Los desmemoriados caen fácilmente en la trampa de la autocomplacencia, así, los vemos transitar en formaciones obstinadas en negar lo evidente, ajenos a lo cierto de los propios recuerdos, decidiendo qué es lo conveniente de olvidar adrede. Practican la manipulación y con ello hieren la memoria, que se duele, de nuevo, como si no fuese posible hurtar al frío corte del cuchillo cada certeza que despunta. Creo firmemente en la memoria de los peces en contra de lo que se dice y desconfío de la mía cuando se convierte en coto privado de mis olvidos. Intento recordar mis desmemorias en un ejercicio de funambulismo y me duele el golpe contra el muro. Hay un antes que se esconde tras una cortina de humo escamoteando mi propiedad intelectual -sólo mía, mis secretos, cosas, pero razones que me recuerdan a mi mismo- y un después carente de sentido. Es la conexión, aunque fallida, con la tabla de salvación y entre tanto recuerdo inútil sólo aspiro a recordar lo importante. No quiero ser de los que son capaces de almacenar tanta información como dice Sagan que podemos, más bien sortear, como un niño en los charcos, tantos recuerdos que duelen.

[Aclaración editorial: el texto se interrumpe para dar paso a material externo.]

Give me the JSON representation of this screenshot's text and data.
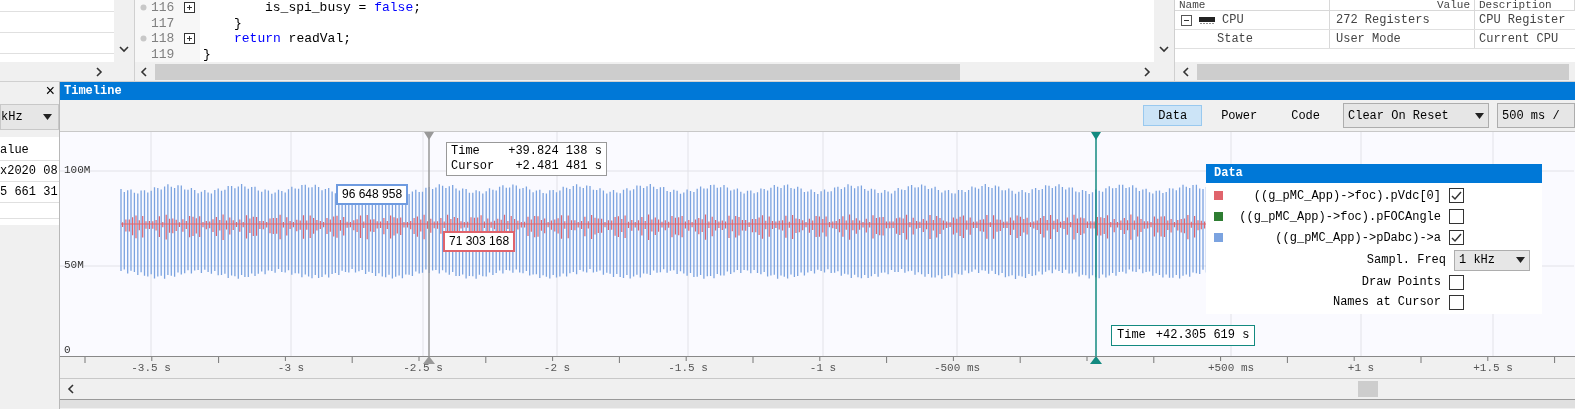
{
  "code_editor": {
    "lines": [
      {
        "number": "116",
        "foldable": true,
        "kind": "inner",
        "tokens": [
          {
            "text": "is_spi_busy = ",
            "kind": "plain"
          },
          {
            "text": "false",
            "kind": "keyword"
          },
          {
            "text": ";",
            "kind": "plain"
          }
        ]
      },
      {
        "number": "117",
        "foldable": false,
        "kind": "body",
        "tokens": [
          {
            "text": "}",
            "kind": "plain"
          }
        ]
      },
      {
        "number": "118",
        "foldable": true,
        "kind": "body",
        "tokens": [
          {
            "text": "return",
            "kind": "keyword"
          },
          {
            "text": " readVal;",
            "kind": "plain"
          }
        ]
      },
      {
        "number": "119",
        "foldable": false,
        "kind": "outer",
        "tokens": [
          {
            "text": "}",
            "kind": "plain"
          }
        ]
      }
    ]
  },
  "registers": {
    "columns": [
      "Name",
      "Value",
      "Description"
    ],
    "rows": [
      {
        "name": "CPU",
        "value": "272 Registers",
        "description": "CPU Register",
        "expanded": true
      },
      {
        "name": "State",
        "value": "User Mode",
        "description": "Current CPU"
      }
    ]
  },
  "side_panel": {
    "close": "×",
    "dropdown": "kHz",
    "rows": [
      "alue",
      "x2020 08",
      "5 661 31"
    ]
  },
  "timeline": {
    "title": "Timeline",
    "tabs": [
      {
        "label": "Data",
        "selected": true
      },
      {
        "label": "Power",
        "selected": false
      },
      {
        "label": "Code",
        "selected": false
      }
    ],
    "reset_dropdown": "Clear On Reset",
    "zoom_dropdown": "500 ms /",
    "y_labels": [
      "100M",
      "50M",
      "0"
    ],
    "x_labels": [
      "-3.5 s",
      "-3 s",
      "-2.5 s",
      "-2 s",
      "-1.5 s",
      "-1 s",
      "-500 ms",
      "+500 ms",
      "+1 s",
      "+1.5 s"
    ],
    "cursor": {
      "time_label": "Time",
      "time": "+39.824 138 s",
      "cursor_label": "Cursor",
      "offset": "+2.481 481 s",
      "values": [
        {
          "text": "96 648 958",
          "color": "#6f9be0"
        },
        {
          "text": "71 303 168",
          "color": "#e0646c"
        }
      ]
    },
    "marker": {
      "label": "Time",
      "time": "+42.305 619 s"
    },
    "legend": {
      "title": "Data",
      "signals": [
        {
          "name": "((g_pMC_App)->foc).pVdc[0]",
          "color": "#e0646c",
          "checked": true
        },
        {
          "name": "((g_pMC_App)->foc).pFOCAngle",
          "color": "#2e7d32",
          "checked": false
        },
        {
          "name": "((g_pMC_App)->pDabc)->a",
          "color": "#7ba3e0",
          "checked": true
        }
      ],
      "sampling": {
        "label": "Sampl. Freq",
        "value": "1 kHz"
      },
      "options": [
        {
          "label": "Draw Points",
          "checked": false
        },
        {
          "label": "Names at Cursor",
          "checked": false
        }
      ]
    }
  }
}
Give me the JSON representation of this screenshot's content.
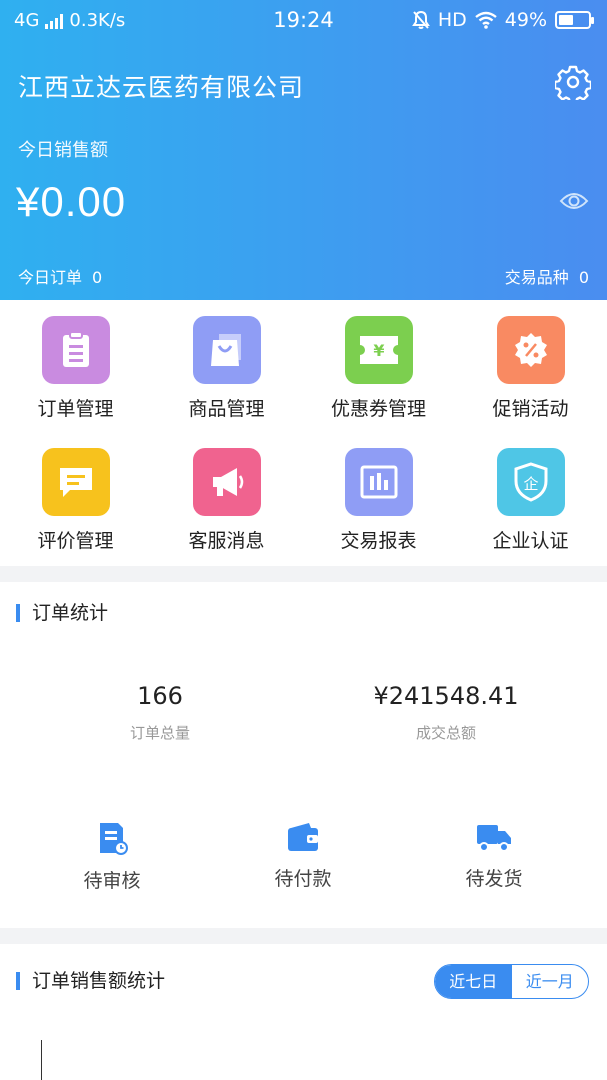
{
  "status_bar": {
    "network": "4G",
    "speed": "0.3K/s",
    "time": "19:24",
    "hd": "HD",
    "battery": "49%",
    "battery_level": 0.49
  },
  "header": {
    "company": "江西立达云医药有限公司",
    "sales_label": "今日销售额",
    "sales_value": "¥0.00",
    "orders_today_label": "今日订单",
    "orders_today_value": "0",
    "trade_kinds_label": "交易品种",
    "trade_kinds_value": "0"
  },
  "menu": [
    {
      "label": "订单管理",
      "icon": "clipboard-icon",
      "color": "#c98be0"
    },
    {
      "label": "商品管理",
      "icon": "shopping-bag-icon",
      "color": "#8f9df5"
    },
    {
      "label": "优惠券管理",
      "icon": "coupon-icon",
      "color": "#7ccf4f"
    },
    {
      "label": "促销活动",
      "icon": "discount-badge-icon",
      "color": "#f98a62"
    },
    {
      "label": "评价管理",
      "icon": "comment-icon",
      "color": "#f7c21d"
    },
    {
      "label": "客服消息",
      "icon": "megaphone-icon",
      "color": "#f0638f"
    },
    {
      "label": "交易报表",
      "icon": "report-chart-icon",
      "color": "#8f9df5"
    },
    {
      "label": "企业认证",
      "icon": "shield-certified-icon",
      "color": "#4fc6e6"
    }
  ],
  "order_stats": {
    "title": "订单统计",
    "total_orders_value": "166",
    "total_orders_label": "订单总量",
    "total_amount_value": "¥241548.41",
    "total_amount_label": "成交总额",
    "statuses": [
      {
        "label": "待审核",
        "icon": "review-doc-icon"
      },
      {
        "label": "待付款",
        "icon": "wallet-icon"
      },
      {
        "label": "待发货",
        "icon": "truck-icon"
      }
    ]
  },
  "sales_stats": {
    "title": "订单销售额统计",
    "tab_week": "近七日",
    "tab_month": "近一月",
    "active_tab": "近七日"
  },
  "colors": {
    "header_start": "#2fb0f0",
    "header_end": "#4a8df0",
    "accent": "#3a8cf0"
  }
}
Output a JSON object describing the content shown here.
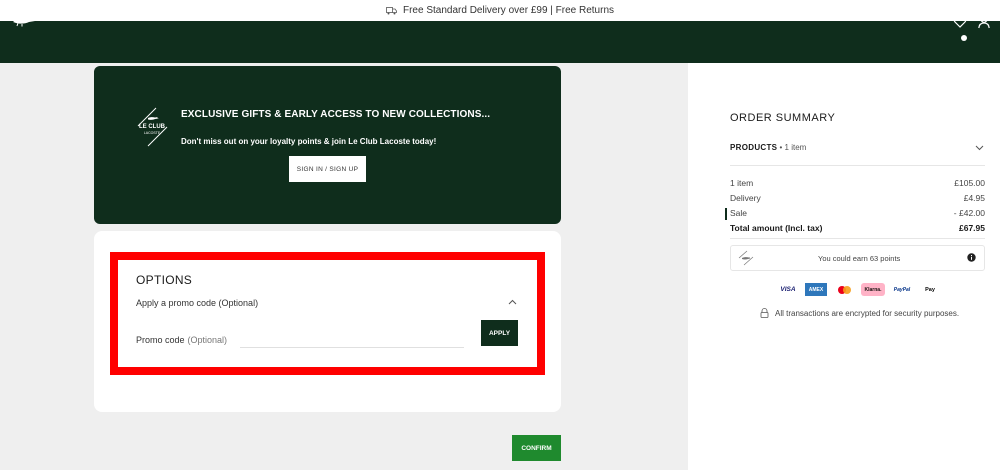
{
  "topbar": {
    "text": "Free Standard Delivery over £99 | Free Returns"
  },
  "header": {
    "logo": "crocodile-logo",
    "icons": [
      "heart-icon",
      "user-icon"
    ]
  },
  "club": {
    "logo_lines": [
      "LE CLUB",
      "LACOSTE"
    ],
    "title": "EXCLUSIVE GIFTS & EARLY ACCESS TO NEW COLLECTIONS...",
    "subtitle": "Don't miss out on your loyalty points & join Le Club Lacoste today!",
    "button": "SIGN IN / SIGN UP"
  },
  "options": {
    "title": "OPTIONS",
    "promo_toggle": "Apply a promo code (Optional)",
    "promo_label": "Promo code",
    "promo_optional": "(Optional)",
    "promo_value": "",
    "apply": "APPLY"
  },
  "confirm": "CONFIRM",
  "summary": {
    "title": "ORDER SUMMARY",
    "products_label": "PRODUCTS",
    "products_count": "• 1 item",
    "rows": [
      {
        "label": "1 item",
        "value": "£105.00"
      },
      {
        "label": "Delivery",
        "value": "£4.95"
      },
      {
        "label": "Sale",
        "value": "- £42.00"
      },
      {
        "label": "Total amount (Incl. tax)",
        "value": "£67.95"
      }
    ],
    "points_text": "You could earn 63 points",
    "payments": [
      "VISA",
      "AMEX",
      "mastercard",
      "Klarna",
      "PayPal",
      "Apple Pay"
    ],
    "payment_labels": {
      "visa": "VISA",
      "amex": "AMEX",
      "klarna": "Klarna.",
      "paypal": "PayPal",
      "apple": " Pay"
    },
    "secure_text": "All transactions are encrypted for security purposes."
  },
  "colors": {
    "brand_green": "#0f2d1c",
    "confirm_green": "#1f8a2e",
    "highlight": "#ff0000"
  }
}
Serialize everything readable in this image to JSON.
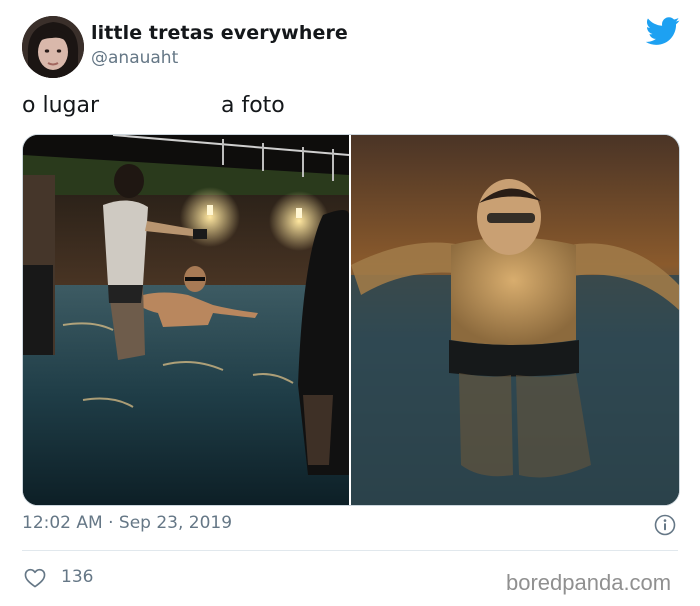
{
  "tweet": {
    "author": {
      "display_name": "little tretas everywhere",
      "handle": "@anauaht"
    },
    "caption": {
      "left": "o lugar",
      "right": "a foto"
    },
    "timestamp": "12:02 AM · Sep 23, 2019",
    "likes": "136",
    "watermark": "boredpanda.com",
    "accent_color": "#1da1f2",
    "icons": {
      "brand": "twitter-bird-icon",
      "info": "info-icon",
      "like": "heart-outline-icon"
    }
  }
}
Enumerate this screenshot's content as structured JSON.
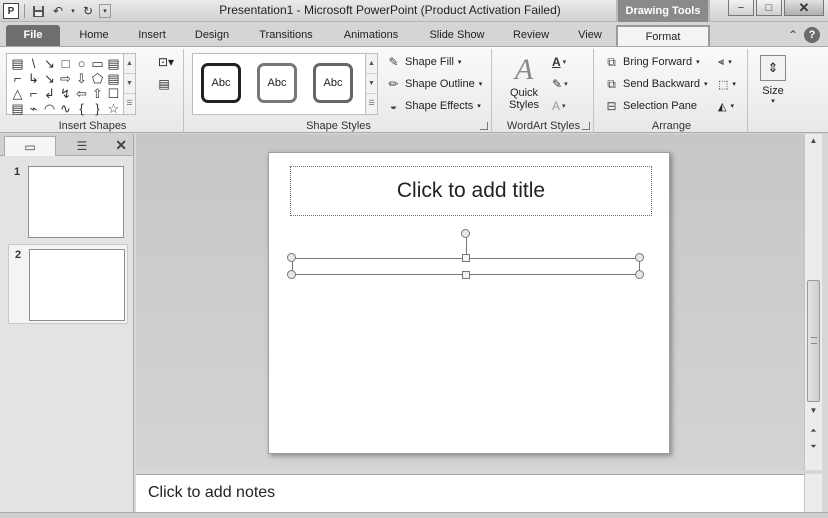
{
  "titlebar": {
    "title": "Presentation1  -  Microsoft PowerPoint (Product Activation Failed)",
    "context_tab": "Drawing Tools",
    "controls": {
      "minimize": "−",
      "maximize": "□",
      "close": "✕"
    }
  },
  "tabs": [
    {
      "label": "File"
    },
    {
      "label": "Home"
    },
    {
      "label": "Insert"
    },
    {
      "label": "Design"
    },
    {
      "label": "Transitions"
    },
    {
      "label": "Animations"
    },
    {
      "label": "Slide Show"
    },
    {
      "label": "Review"
    },
    {
      "label": "View"
    },
    {
      "label": "Format"
    }
  ],
  "ribbon": {
    "insert_shapes": {
      "label": "Insert Shapes",
      "glyphs": [
        "▤",
        "\\",
        "↘",
        "□",
        "○",
        "▭",
        "▤",
        "⌐",
        "↳",
        "↘",
        "⇨",
        "⇩",
        "⬠",
        "▤",
        "△",
        "⌐",
        "↲",
        "↯",
        "⇦",
        "⇧",
        "☐",
        "▤",
        "⌁",
        "◠",
        "∿",
        "{",
        "}",
        "☆"
      ]
    },
    "shape_styles": {
      "label": "Shape Styles",
      "thumb_text": "Abc",
      "fill": "Shape Fill",
      "outline": "Shape Outline",
      "effects": "Shape Effects"
    },
    "wordart": {
      "label": "WordArt Styles",
      "quick_styles": "Quick Styles",
      "glyph": "A"
    },
    "arrange": {
      "label": "Arrange",
      "bring_forward": "Bring Forward",
      "send_backward": "Send Backward",
      "selection_pane": "Selection Pane"
    },
    "size": {
      "label": "Size"
    }
  },
  "slides_pane": {
    "slides": [
      {
        "number": "1"
      },
      {
        "number": "2"
      }
    ],
    "close": "✕"
  },
  "slide": {
    "title_placeholder": "Click to add title"
  },
  "notes": {
    "placeholder": "Click to add notes"
  }
}
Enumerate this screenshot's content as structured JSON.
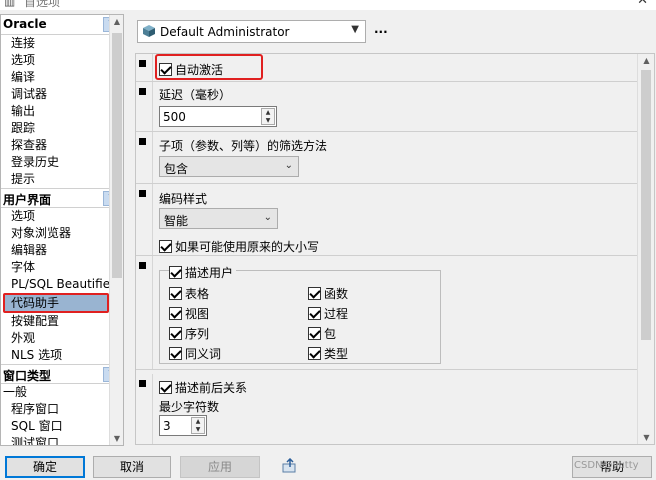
{
  "window": {
    "title": "首选项",
    "close_icon": "close-icon"
  },
  "colors": {
    "accent": "#0078d7",
    "selection": "#99b4d1",
    "highlight": "#e02020"
  },
  "tree": {
    "sections": [
      {
        "label": "Oracle",
        "items": [
          "连接",
          "选项",
          "编译",
          "调试器",
          "输出",
          "跟踪",
          "探查器",
          "登录历史",
          "提示"
        ]
      },
      {
        "label": "用户界面",
        "items": [
          "选项",
          "对象浏览器",
          "编辑器",
          "字体",
          "PL/SQL Beautifier",
          "代码助手",
          "按键配置",
          "外观",
          "NLS 选项"
        ],
        "selected": "代码助手"
      },
      {
        "label": "窗口类型",
        "items": [
          "一般",
          "程序窗口",
          "SQL 窗口",
          "测试窗口"
        ]
      }
    ]
  },
  "profile": {
    "value": "Default Administrator",
    "more": "..."
  },
  "options": {
    "auto_activate": "自动激活",
    "delay_label": "延迟（毫秒）",
    "delay_value": "500",
    "filter_label": "子项（参数、列等）的筛选方法",
    "filter_value": "包含",
    "case_label": "编码样式",
    "case_value": "智能",
    "use_original_case": "如果可能使用原来的大小写",
    "describe_users": "描述用户",
    "object_types": [
      "表格",
      "函数",
      "视图",
      "过程",
      "序列",
      "包",
      "同义词",
      "类型"
    ],
    "describe_context": "描述前后关系",
    "min_chars_label": "最少字符数",
    "min_chars_value": "3"
  },
  "buttons": {
    "ok": "确定",
    "cancel": "取消",
    "apply": "应用",
    "help": "帮助"
  },
  "watermark": "CSDN@yutty"
}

Corren paralelas las memorias recientes, muchas veces se cruzan entre sí dejando al descubierto heridas sin cerrar y cuentas pendientes. En estos encuentros la sincronización de recuerdos llega saturada de malas vibraciones: un amor imposible, una afrenta sobredimensionada, una duda razonada, una deuda sin satisfacer, quizá tan sólo un malentendido. Con ellas viaja el dolor aunque se tiña de cólera justiciera; el mismo sabor de hiel que rezuma por los dientes y la memoria escarbando en el cerebro con una azada de acero. Es la memoria de los vivos la que duele más cuando recuerdas que ellos olvidan con la misma desfachatez que tú lo haces en un intento de escapar de lo preciso. No deja de ser una ironía que precisamente sean estos casos los que no elimine la memoria selectiva. Acumulamos así una sobrecarga negativa, un exceso de megabytes contaminados y si como dice la teoría nuestro cerebro tiende a eliminar los recuerdos que duelen, puede que en el fondo seamos masoquistas.
No voy a exigir a mi memoria a estas alturas el rigor que tuvo pero no me resigno al cloroformo. Mis recuerdos dormitan cuando no los necesito pero a veces acuden sin haber sido invocados a dar la ronda por mi contorno subterráneo y comprobar que mantiene los anclajes. Viajan por paisajes recorridos, hablan de rostros familiares, releen fragmentos del pasado. Son libres, pero su mensaje tiene el dolor de la lejanía. Todos los recuerdos guardan el mismo final inacabado que nos sitúa cada vez más lejos del punto de partida.